Text
SKRIPSI PENGARUH PEMBERIAN MULSA ORGANIK DAN SAAT PEMBERIAN PUPUK NPK 15:15:15 TERHADAP HASIL TANAMN BABY BUNCIS (PHASEOLUS VULGARIS, L.) VARITAS PERANCIS
INTISARI
Penelitian tentang pengaruh pemberian mulsa organik dan saat pemberian pupuk NPK 15:15:15 terhadap hasil tanaman Baby Buncis (Phaseolus vulgaris, L.) varitas Perancis telah dilakukan pada 26 Januari hingga 28 Maret 2017. Lokasi penelitian di Desa Windusari, Kecamatan Windusari, Kabupaten Magelang. Lokasi penelitian memiliki ketinggian tempat 450 m di atas permukaan laut dan jenis tanah latosol dengan pH 6,5.

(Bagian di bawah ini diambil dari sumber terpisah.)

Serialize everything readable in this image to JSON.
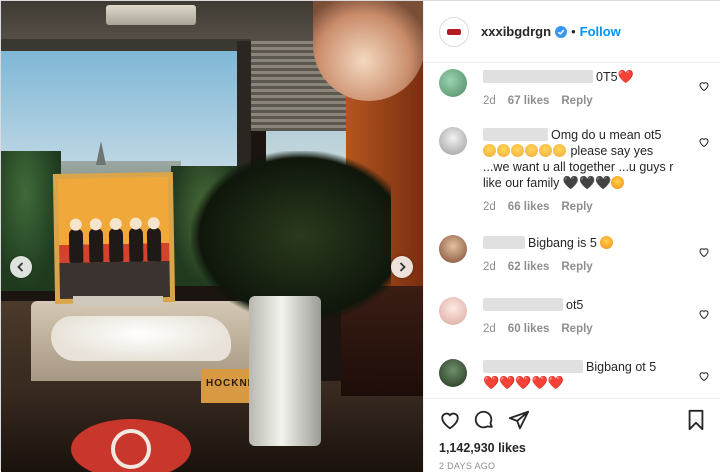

Penelitian dilaksanakan menggunakan percobaan faktorial (3x3) yang disusun dalam rancangan acak kelompok lengkap dan diulang tiga kali. Faktor pertama, macam mulsa, yaitu tanpa mulsa, mulsa jerami dan mulsa daun bambu. Faktor kedua, saat pemberian NPK (15:15:15), yaitu 5 dan 10 hst, 10 dan 15 hst, 15 dan 20 hst.
Hasil penelitian menunjukkan bahwa mulsa jerami memberikan jumlah polong per tanaman yang lebih banyak, berat segar polong per tanaman yang lebih berat dan panjang polong per tanaman yang lebih panjang. Saat pemberian pupuk NPK (15:15:15) pada 15 dan 20 hst memberikan panjang polong per tanaman yang lebih panjang. Tanaman buncis merespon sama terhadap perlakuan macam mulsa pada saat pemberian pupuk NPK (15:15:15) yang berbeda pada seluruh parameter.
Kata kunci: Mulsa, Saat Pemberian Pupuk, NPK, Baby Buncis.